Giles took out his handkerchief and dabbed the blood from the back of his hands. The cuts were shallow and stopped bleeding quickly. He gathered the books from the floor and re-shelved them, and was looking for something to sweep up the broken glass with when the crying in the nursery faded to silence and Lily came back downstairs.

"I'll do that." She had her wand in one hand and a thick leatherbound book in the other. "Reparo." Giles got ready to duck, but it seemed she had herself under control now. The pottery shards on the coffee table floated upwards and neatly reassembled themselves into an undamaged vase. Another graceful wave of the wand, and the paperweight was back in its proper place, not as much as a nick marring the glass surface. "I'm sorry, Giles. I don't know what came over me. I've never lost control like that before."

"Then I'd say you were due." Giles gave her a reassuring smile. "Look, I think we both could do with a bit of rest. Would you like me to go, or stay and help you in the mor--"

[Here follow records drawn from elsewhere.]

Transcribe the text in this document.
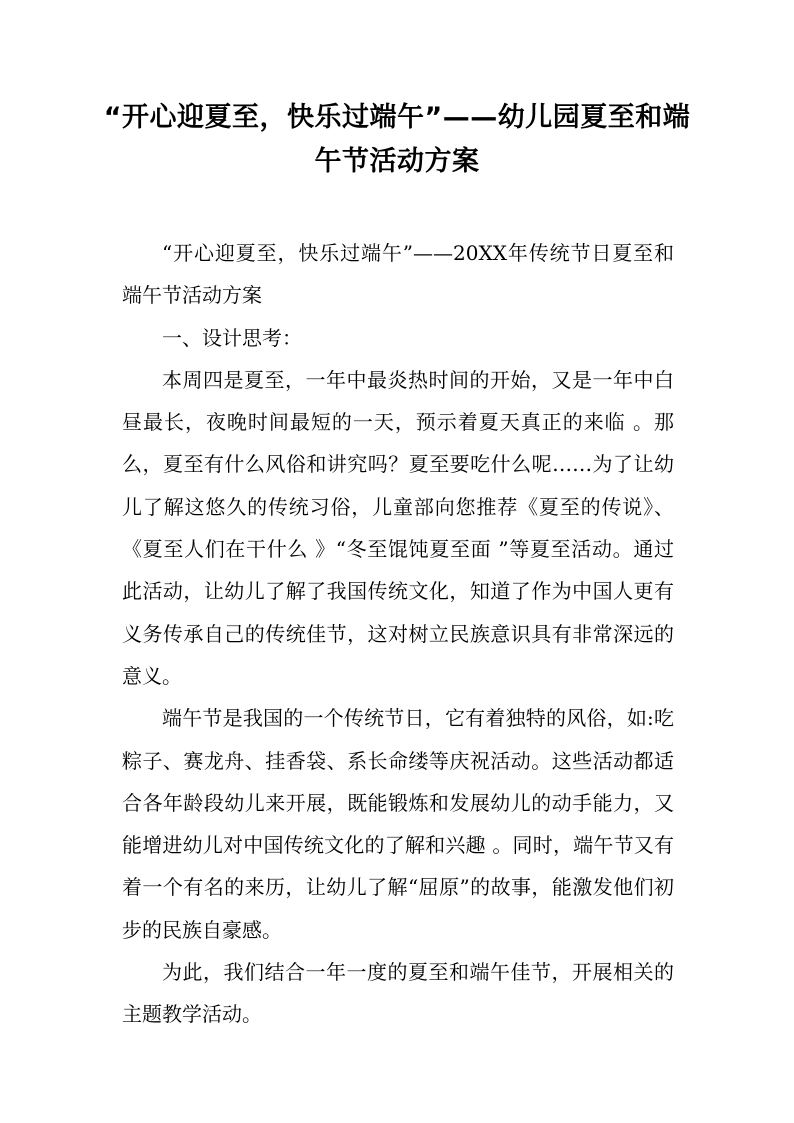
“开心迎夏至，快乐过端午”——幼儿园夏至和端午节活动方案

“开心迎夏至，快乐过端午”——20XX年传统节日夏至和端午节活动方案

一、设计思考：

本周四是夏至，一年中最炎热时间的开始，又是一年中白昼最长，夜晚时间最短的一天，预示着夏天真正的来临 。那么，夏至有什么风俗和讲究吗？夏至要吃什么呢……为了让幼儿了解这悠久的传统习俗，儿童部向您推荐《夏至的传说》、《夏至人们在干什么 》“冬至馄饨夏至面 ”等夏至活动。通过此活动，让幼儿了解了我国传统文化，知道了作为中国人更有义务传承自己的传统佳节，这对树立民族意识具有非常深远的意义。

端午节是我国的一个传统节日，它有着独特的风俗，如:吃粽子、赛龙舟、挂香袋、系长命缕等庆祝活动。这些活动都适合各年龄段幼儿来开展，既能锻炼和发展幼儿的动手能力，又能增进幼儿对中国传统文化的了解和兴趣 。同时，端午节又有着一个有名的来历，让幼儿了解“屈原”的故事，能激发他们初步的民族自豪感。

为此，我们结合一年一度的夏至和端午佳节，开展相关的主题教学活动。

"Stay," Lily said quickly. "I... I actually want to talk to you about something, if you're up to it." She held up the book she was carrying. "You lent me this last month, remember? I've been working my way through it, but it's really of difficult -- all the Greek and Sumerian mixed together like that, the translation spells just go crazy..." She sat down and opened the book in her lap. There's something here I want to ask you about."

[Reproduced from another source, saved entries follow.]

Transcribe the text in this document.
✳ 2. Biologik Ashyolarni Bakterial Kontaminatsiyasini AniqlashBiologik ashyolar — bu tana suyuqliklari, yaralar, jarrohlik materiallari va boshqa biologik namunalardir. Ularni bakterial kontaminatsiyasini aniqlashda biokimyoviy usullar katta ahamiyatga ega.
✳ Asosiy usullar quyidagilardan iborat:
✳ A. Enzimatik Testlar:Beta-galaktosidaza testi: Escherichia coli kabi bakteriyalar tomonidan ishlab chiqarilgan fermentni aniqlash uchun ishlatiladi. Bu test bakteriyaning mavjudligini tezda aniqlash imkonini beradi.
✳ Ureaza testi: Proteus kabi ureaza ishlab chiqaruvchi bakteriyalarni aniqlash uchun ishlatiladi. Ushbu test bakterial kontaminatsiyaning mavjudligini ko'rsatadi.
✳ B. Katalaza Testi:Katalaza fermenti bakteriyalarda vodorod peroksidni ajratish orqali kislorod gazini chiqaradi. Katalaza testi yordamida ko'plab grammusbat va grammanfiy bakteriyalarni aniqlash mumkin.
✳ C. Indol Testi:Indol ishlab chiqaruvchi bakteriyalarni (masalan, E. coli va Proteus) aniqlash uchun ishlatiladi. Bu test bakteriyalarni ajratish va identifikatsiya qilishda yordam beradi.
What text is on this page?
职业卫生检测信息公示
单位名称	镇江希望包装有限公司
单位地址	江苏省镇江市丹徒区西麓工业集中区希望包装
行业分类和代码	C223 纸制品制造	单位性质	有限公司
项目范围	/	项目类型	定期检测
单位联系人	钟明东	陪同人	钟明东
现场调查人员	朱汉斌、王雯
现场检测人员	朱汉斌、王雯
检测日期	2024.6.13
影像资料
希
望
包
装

"Now?" Giles took off his glasses and rubbed his eyes. He felt achy and fuzzy-headed and not at all up to deciphering spells in two ancient languages. "Maybe if we sleep on it for a few hours--"

"Please. It's important." Lily patted the cushion next to her, and Giles obediently sat down. "I've been translating this spell -- tell me if I'm reading it right. The spell-caster invokes the goddess Inanna--"

"To shield a loved one in a time of war, yes." Giles leaned in to read over Lily's shoulder. "It's not so much a spell as a… a petition, I suppose. You invoke the goddess and… what's the phrase here… bare your heart for judgment. If Inanna finds your love is strong enough, she will shield your beloved from harm."

"Yes! I knew I had it right." Lily's eyes suddenly looked more focused, and a bit of color returned to her face. "I could do this, couldn't I? For James and Harry. I could keep them safe."

"I'm sure you could perform the spell, but…" Giles gently took the book from her hands and turned the page. "You haven't translated it all yet, have you?"

"Just the opening passages and the basic description of the ritual." Lily tucked a stray strand of hair behind her ear. "Why, is it dangerous or something?"

"Not particularly, no. But you can only cast it once. On one person. And you can't waver, or doubt, or make a half-hearted choice. You must love one person unequivocally above all others."

"I..." Lily closed her eyes for a moment and pressed the back of her hand against her mouth. "I'd have to choose?"

"I'm sorry," Giles said helplessly. Lily shook her head, staring at the faded black text as if she could force it to say something different through sheer effort of will.

"I can't… it doesn't work that way. I could never choose."

"I know." Giles shut the book and put it on the table. "Very few people can. It's not a commonly used spell. I'm sorry, I wish I could do something."

"It's not your fault." Lily shrugged and forced a short, bitter laugh. "No miracle solutions for me, then. I get to cross my fingers and hope, just like everyone else. It just gets so exhausting sometimes… I'm glad you're here." She sighed and rested her forehead against Giles' shoulder.

Giles sat perfectly still, at a loss for anything useful to do or say. He was having enough trouble just keeping his eyes open.

"Lily?" he whispered after a while. No response. Her breathing was deep and stready. She didn't stir when Giles draped one arm across her back. Giles let out a long sigh that turned into a yawn. "Good night, Lily," he said softly and closed his eyes.

It took him forever to fall asleep again.